Le contexte de son arrivée
Henri Michel, c’est le successeur le plus prévisible de ces quarante dernières années, tout comme l’avait été Michel Hidalgo avec Stefan Kovacs. Dès 1982, les choses étaient claires : le capitaine du FC Nantes, 58 sélections en équipe de France de 1967 à 1980, prendrait en charge les Bleus après l’Euro 1984, Michel Hidalgo ayant annoncé qu’il mettrait un terme à son mandat au terme de celui-ci. Même s’il a affirmé après coup avoir regretté sa décision, Hidalgo est un homme de parole et se retire en juillet 1984, après avoir fait des Bleus les champions d’Europe. Entre temps, Henri Michel a pris en charge l’équipe de France olympique, ouverte aux joueurs pro sous conditions. Il va l’amener à la médaille d’or avec une équipe pourtant assez moyenne, hormis José Touré, avec à la clé une victoire contre le Brésil en finale à Los Angeles (2-0). A 36 ans et 10 mois, il est alors le deuxième plus jeune sélectionneur de l’histoire [1]
Son apport
Quand il hérite clé en main de l’équipe championne d’Europe le 5 septembre contre l’Inter Milan en match amical non-officiel [2], la tentation est grande de garder le dernier groupe de Michel Hidalgo. Mais Bernard Lacombe a mis un terme à sa carrière internationale, Didier Six aussi. Il intègre donc Michel Bibard, champion olympique, et rappelle Dominique Bijotat et Philippe Anziani. Jusqu’en 1986, son apport ne sera pas considérable, hormis la pérennisation de la charnière centrale Battiston-Bossis, la relance de Yannick Stopyra au poste d’avant-centre et la découverte de Jean-Pierre Papin.
Il faut reconnaître que s’il ne brilla pas par des trouvailles audacieuses comme le carré magique de 1982, Henri Michel a joué de malchance à plusieurs reprises : José Touré se blesse à nouveau en mars 1986 alors que son entente avec Platini, Giresse et Rocheteau avait laissé entrevoir de magnifiques promesses [3], Platini arrive à la Coupe du monde diminué par une blessure au tendon d’Achille et Giresse, qui va sur ses 34 ans, va beaucoup souffrir de la chaleur et de l’altitude des hauts-plateaux mexicains.
L’erreur d’Henri Michel, si erreur il y eût, c’est de ne pas avoir de plan B solide, comme Roger Lemerre en 2002. Philippe Vercruysse, Jean-Marc Ferreri, Bruno Bellone et Jean-Pierre Papin offrent sur le papier des alternatives intéressantes aux postes de milieux offensifs et d’attaquants, mais aucun des quatre ne justifiera les attentes au Mondial.

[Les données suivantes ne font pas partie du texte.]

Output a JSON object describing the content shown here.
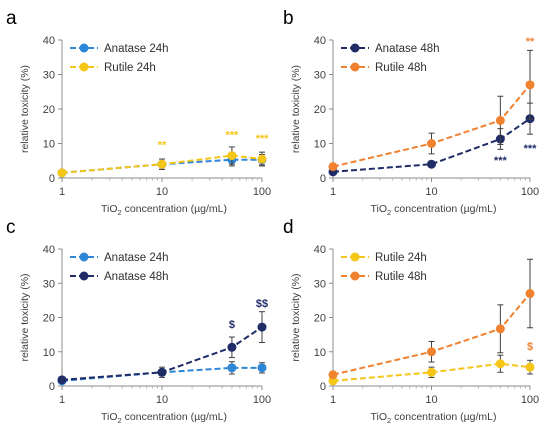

La faiblesse de la génération suivante (celle des Kastendeuch, Passi, Paille, Poullain ou Thouvenel) montrera qu’il n’y avait pas vraiment d’alternative.
Piètre communicant, le jeune sélectionneur est peu à l’aise pour s’exprimer devant ses joueurs dont certains n’ont que trois ou quatre ans de moins que lui. C’est pourtant avec un gamin de 22 ans, incarnant la génération de l’après-Platini, qu’un clash va achever de fissurer son autorité. A l’été 1988, alors que les Bleus ont manqué l’Euro en Allemagne et préparent la campagne qualificative pour le Mondiale italien, Eric Cantona insulte le sélectionneur coupable de l’avoir convoqué avec les Espoirs alors qu’il compte 5 sélections en A. Deux mois plus tard, à Chypre, les Bleus touchent le fond (1-1).
Le tournant
Le 11 octobre 1986, Guadalajara semble bien loin. Bossis, Battiston, Giresse et Rocheteau ont mis un terme à leur carrière internationale et sur la route des qualifications pour l’Euro 1988 se dresse l’URSS de Lebanovski. Quatre mois plus tôt, les deux équipes s’étaient déjà croisées au premier tour de la Coupe du monde, et le 1-1 final avait des allures de victoire pour les Bleus. Au Parc, avec leur charnière centrale Boli-Jeannol qui cumule deux sélections, ils résistent une heure puis cèdent en six minutes (Belanov 67e, Rats 73e) face à une équipe largement supérieure. Après une défaite en amical en Suisse (0-2) et un inquiétant nul en Islande (0-0), les Bleus semblent être soudainement trop courts. Ils débutent un long tunnel de près de dix ans, jusqu’à l’Euro 1996.